MPs are debating the proposed abortion law changes in Parliament in the legislation's first reading.
It will be a conscience vote, so MPs will be able to vote according to how they feel about the issue - they won't be voting on party lines.
National MPs such as Paula Bennett and Amy Adams have expressed support for the Bill, while National leader Simon Bridges has said he would like to see some changes made to the legislation.
"I do believe women have the right to choose," Bennett said in Parliament on Thursday.
The Greens have long-supported abortion law reform. Green MP Jan Logie said women should be trusted to make their own decisions about their bodies.
National MP Jo Hayes said she will oppose the legislation, while National MP and Deputy Speaker Anne Tolley said she will support it because she believes abortion "is not a criminal act".
Labour MP David Parker said despite being brought up in a Christian environment, he believes women should have the right to choose.
New Zealand First leader Winston Peters has suggested that the proposed reforms should be put to a referendum.
He said this week that pushing for a referendum was on the cards, and has confirmed that his party will seek to add a referendum to the proposed law at the select committee stage.
The Bill was put forward by Justice Minister Andrew Little.
He announced the legislation on Monday which would make abortion legal for women and be treated as a "health issue".

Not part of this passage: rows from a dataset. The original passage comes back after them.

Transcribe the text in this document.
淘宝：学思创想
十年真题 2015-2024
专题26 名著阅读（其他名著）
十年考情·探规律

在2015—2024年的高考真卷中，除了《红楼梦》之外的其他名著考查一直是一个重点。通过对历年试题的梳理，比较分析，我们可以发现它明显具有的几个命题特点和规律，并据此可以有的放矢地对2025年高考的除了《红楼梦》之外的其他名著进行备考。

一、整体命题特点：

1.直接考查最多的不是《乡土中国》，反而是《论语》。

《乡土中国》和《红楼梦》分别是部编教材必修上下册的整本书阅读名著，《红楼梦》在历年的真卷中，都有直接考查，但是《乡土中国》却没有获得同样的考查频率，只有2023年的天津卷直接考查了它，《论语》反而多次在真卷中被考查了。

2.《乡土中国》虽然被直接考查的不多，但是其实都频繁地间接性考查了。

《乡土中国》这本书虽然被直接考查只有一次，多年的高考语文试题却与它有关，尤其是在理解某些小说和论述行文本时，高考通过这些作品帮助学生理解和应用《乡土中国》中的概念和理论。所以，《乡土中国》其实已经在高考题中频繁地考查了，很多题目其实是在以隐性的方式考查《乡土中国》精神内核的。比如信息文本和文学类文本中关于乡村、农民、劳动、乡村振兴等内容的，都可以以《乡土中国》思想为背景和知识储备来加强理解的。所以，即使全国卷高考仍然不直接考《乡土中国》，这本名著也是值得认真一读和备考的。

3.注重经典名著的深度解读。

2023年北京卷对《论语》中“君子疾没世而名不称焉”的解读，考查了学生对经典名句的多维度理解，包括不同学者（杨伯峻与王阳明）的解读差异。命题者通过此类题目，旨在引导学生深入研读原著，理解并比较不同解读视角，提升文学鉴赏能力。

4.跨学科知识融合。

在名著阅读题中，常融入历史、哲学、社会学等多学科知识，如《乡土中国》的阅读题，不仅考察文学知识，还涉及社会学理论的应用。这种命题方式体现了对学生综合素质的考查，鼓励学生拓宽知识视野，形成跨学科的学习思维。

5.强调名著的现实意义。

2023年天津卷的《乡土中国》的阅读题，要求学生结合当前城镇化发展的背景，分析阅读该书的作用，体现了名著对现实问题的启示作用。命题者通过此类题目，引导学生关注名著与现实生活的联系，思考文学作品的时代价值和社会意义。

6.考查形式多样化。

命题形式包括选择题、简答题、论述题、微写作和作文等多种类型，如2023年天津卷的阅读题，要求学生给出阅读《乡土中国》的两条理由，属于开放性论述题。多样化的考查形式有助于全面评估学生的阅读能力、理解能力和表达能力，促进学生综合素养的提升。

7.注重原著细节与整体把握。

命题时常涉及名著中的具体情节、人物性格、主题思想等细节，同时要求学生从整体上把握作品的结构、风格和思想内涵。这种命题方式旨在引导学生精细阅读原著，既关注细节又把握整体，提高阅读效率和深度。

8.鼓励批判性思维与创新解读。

The legislation, which would make changes to the Crimes Act, proposes removing any statutory test from doctors for a woman who is not more than 20 weeks pregnant.
As it currently stands, abortion is an offence under the Crimes Act, and women have to use a loophole to make it legal.
Two medical practitioners have to agree the pregnancy would put the women in physical or mental danger to allow her to proceed with the abortion.
Under the proposed law, a woman who is more than 20 weeks pregnant would require one doctor to believe the abortion is appropriate with regard to her physical and mental health, and well-being.
Doctors will also have to advise women of the availability of counselling services if they are considering an abortion or have had an abortion, although counselling will not be mandatory.
Women will also have the right to be referred to a health practitioner who can provide the service, if her doctor objects on the grounds of conscience.
It will remain an offence for unqualified people who attempt to provide abortions or supply the means for them. It will also still be illegal harm to a pregnant woman, and in doing so, cause the death of a fetus.